Understand the fundamentals of SystemVerilog array types, including packed and unpacked arrays, and learn their different applications. Distinguish between static and dynamic arrays, identifying how dynamic arrays allow for flexible sizing. Learn how associative arrays store elements with unique keys, making data retrieval more efficient. Recognize the advantages of queues for dynamic data storage, and explore the various methods available for array and queue manipulation. Gain an understanding of locator methods and how they can simplify the process of finding and managing data within arrays.

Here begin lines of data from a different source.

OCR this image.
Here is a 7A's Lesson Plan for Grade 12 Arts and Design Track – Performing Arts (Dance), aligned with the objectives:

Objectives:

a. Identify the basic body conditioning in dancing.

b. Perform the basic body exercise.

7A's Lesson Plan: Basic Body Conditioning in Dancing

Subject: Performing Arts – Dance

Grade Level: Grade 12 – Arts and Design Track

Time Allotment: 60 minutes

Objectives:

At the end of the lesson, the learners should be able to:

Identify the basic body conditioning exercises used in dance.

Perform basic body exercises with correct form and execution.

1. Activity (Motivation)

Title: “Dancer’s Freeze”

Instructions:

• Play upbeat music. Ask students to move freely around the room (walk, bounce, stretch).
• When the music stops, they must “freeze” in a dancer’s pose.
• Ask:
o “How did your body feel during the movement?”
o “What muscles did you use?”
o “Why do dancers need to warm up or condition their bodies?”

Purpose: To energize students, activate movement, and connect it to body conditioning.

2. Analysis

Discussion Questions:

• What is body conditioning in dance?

Learn how to use SystemVerilog’s Object-Oriented Programming (OOP) features to create classes that enhance the flexibility and structure of test environments. Gain skills in defining properties and methods for data manipulation, and in using constructors to initialize objects during simulation. Understand the benefits of encapsulation to protect data, as well as inheritance and polymorphism to create reusable, layered data types. These features allow you to dynamically create and destroy objects, making your testbench more versatile and maintainable. Additionally, explore how static properties and methods enable shared data access across instances, enhancing test efficiency and code organization.

Learn to use randomization to control class properties, which enables generating complex and diverse test stimuli efficiently. Apply pre- and post-randomize methods to manage specific steps before and after randomization to produce tailored stimuli for different testing needs. Adjust constraints on properties to create valid and targeted data within defined boundaries. Switch easily between different constraint settings to control random generation based on test requirements. Understand how to set random seeds to reproduce results consistently, allowing repeatable testing scenarios. Through these skills, create more dynamic and comprehensive stimulus patterns that help cover corner cases and improve test coverage.

Learn to implement data-oriented functional coverage using SystemVerilog covergroups, which enables defining what variables and events to sample. Set up coverage bins that count specific values and transitions, either automatically or explicitly. Use scalar and vector bins to monitor individual or combined value coverage, and define ignore_bins and illegal_bins to focus on valid cases. Understand cross-product coverage, including automatic and user-defined cross bins, to analyze interactions between different coverpoints. Gain control over the behavior of covergroups, coverpoints, and cross coverage, and use SystemVerilog functions to start, stop, and monitor coverage, and manage results for targeted verification.

Gain a comprehensive understanding of SystemVerilog’s interprocess synchronization mechanisms, covering non-blocking events, event sequences, mailboxes, and semaphores in depth. Develop the ability to use non-blocking event triggers effectively to control execution flow without interrupting ongoing processes. Learn to utilize event variables and sequences to manage complex process interactions and coordinate timing accurately. Understand how mailboxes support synchronized data exchange, leveraging FIFO structures for orderly communication across processes. Further, explore the use of semaphores in managing access to shared resources, with blocking capabilities and request “weighting” mechanisms that help maintain controlled synchronization across multiple processes.